According to a Hindustan Times report, BJP president, Amit Shah, will visit Bengal next week as a part of the ‘booth chalo’ campaign. The drive is being seen as  “an exercise to focus on strengthening the party organisation at the grassroots level”. 

This, comes weeks after  BJP’s aggressive Ram Navami rallies that were taken out across the state. According to this report, there were 150 camps, with yatras and public meetings all over Bengal, including three major processions in Kolkata on Ram Navami. Other big processions and meetings were held in Islampur of Uttar Dinajpur, Ranigunj in Burdwan, Suri in Birbhum, Krishnagar in Nadia, Kharagpur of West Midnapore among others.


The party’s ploy of politicizing the festival has been severely criticised by several historians. Primarily for one reason — Ram Navami is not a traditional Bengali festival at all.

Though Bengal has proved to be a hard nut to crack for the BJP, it’s eyeing the 2018 rural polls. 

This time, however, kid gloves have been worn.
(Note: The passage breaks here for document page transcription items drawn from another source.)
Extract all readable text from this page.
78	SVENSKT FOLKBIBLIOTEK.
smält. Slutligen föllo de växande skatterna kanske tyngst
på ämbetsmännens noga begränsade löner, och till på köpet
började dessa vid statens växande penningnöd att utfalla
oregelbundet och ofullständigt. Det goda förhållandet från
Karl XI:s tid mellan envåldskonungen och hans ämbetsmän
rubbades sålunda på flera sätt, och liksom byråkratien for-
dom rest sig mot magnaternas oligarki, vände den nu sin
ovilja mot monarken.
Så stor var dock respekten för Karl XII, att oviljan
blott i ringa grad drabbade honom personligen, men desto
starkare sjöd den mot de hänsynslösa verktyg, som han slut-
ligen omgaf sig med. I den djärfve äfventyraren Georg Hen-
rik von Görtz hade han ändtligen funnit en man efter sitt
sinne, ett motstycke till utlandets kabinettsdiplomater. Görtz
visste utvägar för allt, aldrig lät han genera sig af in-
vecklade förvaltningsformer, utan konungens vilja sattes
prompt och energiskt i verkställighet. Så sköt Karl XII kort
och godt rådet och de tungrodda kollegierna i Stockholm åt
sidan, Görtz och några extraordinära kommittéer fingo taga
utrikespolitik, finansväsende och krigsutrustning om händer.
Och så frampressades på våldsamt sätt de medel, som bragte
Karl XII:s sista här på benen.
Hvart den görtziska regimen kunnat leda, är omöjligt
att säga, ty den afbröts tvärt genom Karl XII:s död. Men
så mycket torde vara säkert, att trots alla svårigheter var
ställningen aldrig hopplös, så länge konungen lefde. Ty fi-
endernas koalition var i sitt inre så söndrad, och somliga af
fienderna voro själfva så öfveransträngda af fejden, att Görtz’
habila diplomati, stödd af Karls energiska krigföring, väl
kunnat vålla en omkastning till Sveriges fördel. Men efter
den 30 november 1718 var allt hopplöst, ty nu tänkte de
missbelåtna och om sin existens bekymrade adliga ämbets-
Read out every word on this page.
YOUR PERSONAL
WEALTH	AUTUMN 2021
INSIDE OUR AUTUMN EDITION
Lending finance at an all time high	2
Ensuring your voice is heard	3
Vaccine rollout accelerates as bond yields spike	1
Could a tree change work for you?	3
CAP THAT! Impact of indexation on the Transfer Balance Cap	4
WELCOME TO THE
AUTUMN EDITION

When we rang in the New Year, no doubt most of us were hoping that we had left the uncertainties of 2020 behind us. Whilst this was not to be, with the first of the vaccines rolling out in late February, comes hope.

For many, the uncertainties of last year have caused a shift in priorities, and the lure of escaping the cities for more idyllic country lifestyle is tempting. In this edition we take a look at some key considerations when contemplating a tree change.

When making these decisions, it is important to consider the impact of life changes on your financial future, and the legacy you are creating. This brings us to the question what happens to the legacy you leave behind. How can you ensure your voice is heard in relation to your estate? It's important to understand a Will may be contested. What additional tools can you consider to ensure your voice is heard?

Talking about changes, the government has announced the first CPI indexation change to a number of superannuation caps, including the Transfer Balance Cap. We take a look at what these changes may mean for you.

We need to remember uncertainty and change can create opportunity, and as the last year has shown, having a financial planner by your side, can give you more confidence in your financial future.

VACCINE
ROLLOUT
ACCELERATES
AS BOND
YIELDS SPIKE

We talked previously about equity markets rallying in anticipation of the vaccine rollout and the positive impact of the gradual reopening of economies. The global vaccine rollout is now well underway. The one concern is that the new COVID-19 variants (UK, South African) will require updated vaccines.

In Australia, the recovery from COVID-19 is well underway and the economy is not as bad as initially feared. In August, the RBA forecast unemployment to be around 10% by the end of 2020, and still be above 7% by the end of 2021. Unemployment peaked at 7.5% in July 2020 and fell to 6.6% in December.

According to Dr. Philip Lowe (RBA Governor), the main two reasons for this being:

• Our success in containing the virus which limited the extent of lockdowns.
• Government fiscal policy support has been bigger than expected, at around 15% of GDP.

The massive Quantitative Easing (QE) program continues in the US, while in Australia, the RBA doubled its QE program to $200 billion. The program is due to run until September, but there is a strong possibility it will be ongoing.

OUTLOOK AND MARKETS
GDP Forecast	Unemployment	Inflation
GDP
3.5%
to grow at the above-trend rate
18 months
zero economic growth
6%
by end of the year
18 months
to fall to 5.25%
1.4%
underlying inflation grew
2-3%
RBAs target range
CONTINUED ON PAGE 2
When Amit Shah visits Bengal next week, he will not address any public rallies. In three constituencies of the state,  Bhawanipore in Kolkata, Gauranganagar in Rajarhat, North 24 Parganas and Siliguri in north Bengal, Shah will visit households and share meals with members, in an effort to let them know about BJP’s “plans for Bengal”. “This is a more informal way of reaching out to people. Amit Shah will start this campaign and we will all follow his footsteps. All senior leaders will visit households in their constituencies in the next few month,” says  Sayantan Basu, general secretary of Bengal BJP on a telephonic conversation with ScoopWhoop News. 

BJP’s “soft” approach also includes wooing of the Bengali Buddhijibi (intellectuals). So far, Bengali buddhijibis  have only shown disdain for the party. According to this Hindustan Times report, Shah will meet party leaders and intellectuals and prominent citizens in a prominent city auditorium on April 27. “Yes, there will be a few important meetings that will take place then,” informs Basu.  Biswanath Chakraborty, a prominent psephologist and political analyst, claims that this is a natural progression. “That is the obvious strategy for any political party. They will obviously try to win over the intellectuals eventually,” he says.